- Summer 2021
Syllabus Description:
According to Plato, Socrates said that “the unexamined life is not worth living.” What does it mean to live a good life? What does it mean to be burdened by this question? And, ought our politics to assist us in our definition and pursuit of the good life, and if so, how? Should politics enable us to flourish in our private lives, or is politics the proper site of human flourishing? How does reflection on the conditions of our social, political, and economic life affect our conception of the good, and our ability to pursue it?
In this course, we will attempt to engage with these questions, and many others which arise in our studies and discussions, including but not limited to the nature of power and politics, democracy, the relation between morality and politics, political economy, political legitimacy and political resistance, violence and nonviolence. We’ll conclude the course by considering how the problem of our current climate catastrophe forces us to rethink the proper aims of political and economic life.
In our studies, we will patiently read primary sources including works by Sophocles, Plato, Thomas Hobbes, John Locke, Jean-Jacques Rousseau, Adam Smith, Karl Marx, Frantz Fanon, Judith Butler, and Nancy Fraser. We will consider each text on its own terms, and we will attempt to differentiate them in an effort to construct a conversation of interested but conflicting views on the nature, promises and risks inherent in political life.
In addition to our thematic and normative concerns, we will attend to the practice of political theory and political thinking. This means, among other things, that we will attend to the rhetorical strategies of our authors. How do our authors go about the art of persuading us that the themes they care about and their positions with respect to those themes ought to be taken seriously? And, this becomes a self-reflective strategy: how do we persuade others in our speaking and writing to critically accept and adopt our themes and views? What is the relation between our techniques of persuasion and our political aims?
Due to the ongoing pandemic, the course will be conducted online. There will be 2 fixed meeting times per week when all class members should attempt to be “present” virtually. Meetings will be recorded for those unable to attend. The professor may also prepare certain lectures which may be listened to asynchronously in lieu of planned meeting times.
Required Texts
*Sophocles, Antigone. Hackett Publishing. ISBN 9780941051255
*Plato, The Trial and Death of Socrates. Hacket Publishing. ISBN 9780872205543
*Thomas Hobbes, Leviathan (Edited by Curley). Hackett Publishing. ISBN 9780872201774
*John Locke, The Second Treatise of Government. Hackett Publishing. ISBN 9780915144860
*Jean-Jacques Rousseau, "The Discourse on Political Economy." (on Canvas)

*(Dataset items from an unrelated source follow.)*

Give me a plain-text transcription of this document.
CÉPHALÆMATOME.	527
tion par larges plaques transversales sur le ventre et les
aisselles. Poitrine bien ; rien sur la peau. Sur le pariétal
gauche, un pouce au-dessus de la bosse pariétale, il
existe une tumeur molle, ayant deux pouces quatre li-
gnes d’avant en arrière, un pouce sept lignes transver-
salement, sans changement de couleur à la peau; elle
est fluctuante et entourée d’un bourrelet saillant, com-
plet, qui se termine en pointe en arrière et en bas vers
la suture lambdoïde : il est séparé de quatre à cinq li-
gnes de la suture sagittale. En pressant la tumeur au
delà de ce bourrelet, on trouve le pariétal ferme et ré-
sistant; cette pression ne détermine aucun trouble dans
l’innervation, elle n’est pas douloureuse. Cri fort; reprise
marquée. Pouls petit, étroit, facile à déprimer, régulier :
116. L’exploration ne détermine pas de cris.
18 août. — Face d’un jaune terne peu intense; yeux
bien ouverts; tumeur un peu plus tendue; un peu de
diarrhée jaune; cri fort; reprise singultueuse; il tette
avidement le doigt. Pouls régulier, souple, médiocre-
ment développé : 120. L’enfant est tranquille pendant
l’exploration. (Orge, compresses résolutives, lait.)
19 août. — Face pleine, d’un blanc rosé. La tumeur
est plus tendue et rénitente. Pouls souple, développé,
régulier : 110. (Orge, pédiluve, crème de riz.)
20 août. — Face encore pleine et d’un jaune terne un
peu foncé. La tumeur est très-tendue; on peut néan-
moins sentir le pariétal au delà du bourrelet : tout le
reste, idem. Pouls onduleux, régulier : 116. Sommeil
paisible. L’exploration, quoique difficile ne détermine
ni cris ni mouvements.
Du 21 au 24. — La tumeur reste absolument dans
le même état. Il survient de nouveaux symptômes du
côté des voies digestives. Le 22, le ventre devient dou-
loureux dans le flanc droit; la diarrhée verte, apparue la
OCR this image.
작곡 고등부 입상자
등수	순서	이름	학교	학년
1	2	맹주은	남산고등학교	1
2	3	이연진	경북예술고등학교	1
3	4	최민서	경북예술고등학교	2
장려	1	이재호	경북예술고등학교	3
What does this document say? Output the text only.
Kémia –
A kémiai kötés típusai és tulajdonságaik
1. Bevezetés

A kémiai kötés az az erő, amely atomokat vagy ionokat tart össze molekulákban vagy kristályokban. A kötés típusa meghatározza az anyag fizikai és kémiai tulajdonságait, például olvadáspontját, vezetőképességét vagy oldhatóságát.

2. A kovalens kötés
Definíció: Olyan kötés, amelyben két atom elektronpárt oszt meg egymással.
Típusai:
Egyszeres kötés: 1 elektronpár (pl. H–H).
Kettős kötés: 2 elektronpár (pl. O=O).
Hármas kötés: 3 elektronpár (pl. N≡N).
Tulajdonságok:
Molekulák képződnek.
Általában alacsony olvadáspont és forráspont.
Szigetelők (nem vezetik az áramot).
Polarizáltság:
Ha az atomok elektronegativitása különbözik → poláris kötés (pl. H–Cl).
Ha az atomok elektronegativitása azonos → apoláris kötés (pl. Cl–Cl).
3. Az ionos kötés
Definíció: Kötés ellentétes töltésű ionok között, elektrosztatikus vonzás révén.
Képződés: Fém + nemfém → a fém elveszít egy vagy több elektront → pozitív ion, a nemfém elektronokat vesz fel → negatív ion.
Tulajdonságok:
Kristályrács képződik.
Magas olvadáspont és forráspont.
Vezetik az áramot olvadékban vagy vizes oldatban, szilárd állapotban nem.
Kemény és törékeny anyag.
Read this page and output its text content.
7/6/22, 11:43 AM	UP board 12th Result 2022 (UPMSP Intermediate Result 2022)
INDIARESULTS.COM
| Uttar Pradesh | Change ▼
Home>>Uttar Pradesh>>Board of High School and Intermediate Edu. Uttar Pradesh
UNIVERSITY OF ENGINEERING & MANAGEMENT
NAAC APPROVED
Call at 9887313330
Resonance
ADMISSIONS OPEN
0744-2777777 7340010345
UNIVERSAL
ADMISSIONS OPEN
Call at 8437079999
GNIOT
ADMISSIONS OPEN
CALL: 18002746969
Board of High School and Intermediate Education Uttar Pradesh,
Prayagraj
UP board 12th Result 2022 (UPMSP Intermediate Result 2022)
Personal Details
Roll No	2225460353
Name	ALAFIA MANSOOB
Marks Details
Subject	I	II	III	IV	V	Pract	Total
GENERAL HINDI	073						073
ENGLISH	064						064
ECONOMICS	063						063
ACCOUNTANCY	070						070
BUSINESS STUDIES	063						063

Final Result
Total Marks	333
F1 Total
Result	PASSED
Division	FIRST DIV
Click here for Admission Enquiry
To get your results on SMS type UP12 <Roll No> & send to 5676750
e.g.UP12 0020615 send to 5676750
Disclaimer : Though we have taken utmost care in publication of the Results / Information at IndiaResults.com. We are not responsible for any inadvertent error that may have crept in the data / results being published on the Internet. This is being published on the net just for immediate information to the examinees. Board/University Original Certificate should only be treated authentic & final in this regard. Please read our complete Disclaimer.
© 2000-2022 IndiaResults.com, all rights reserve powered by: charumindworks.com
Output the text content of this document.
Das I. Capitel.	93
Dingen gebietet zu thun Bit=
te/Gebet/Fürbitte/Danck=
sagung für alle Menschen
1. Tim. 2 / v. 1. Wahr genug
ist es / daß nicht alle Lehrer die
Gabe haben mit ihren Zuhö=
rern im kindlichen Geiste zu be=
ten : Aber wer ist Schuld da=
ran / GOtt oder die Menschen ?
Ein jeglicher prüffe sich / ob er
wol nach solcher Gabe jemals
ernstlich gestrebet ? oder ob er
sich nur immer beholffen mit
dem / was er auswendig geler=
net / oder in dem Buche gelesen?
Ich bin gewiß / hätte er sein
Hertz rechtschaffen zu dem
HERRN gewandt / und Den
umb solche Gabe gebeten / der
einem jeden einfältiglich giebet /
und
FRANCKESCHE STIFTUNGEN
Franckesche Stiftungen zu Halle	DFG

*Adam Smith, The Wealth of Nations. (Excerpts provided on Canvas.)
*Karl Marx & Friedrich Engels, The Communist Manifesto. Verso Press. ISBN 9781844678761
*Max Weber, Selections from Economy & Society. (Excerpts provided on Canvas)
*Frantz Fanon, The Wretched of the Earth. (Trans. Philcox). Grove, 2005. ISBN 9780802141323
*Judith Butler, The Force of Nonviolence. Verso Press. ISBN 9781788732765
*Nancy Fraser, “Behind Marx’s Hidden Abode,” and “Climates of Capital” (on Canvas).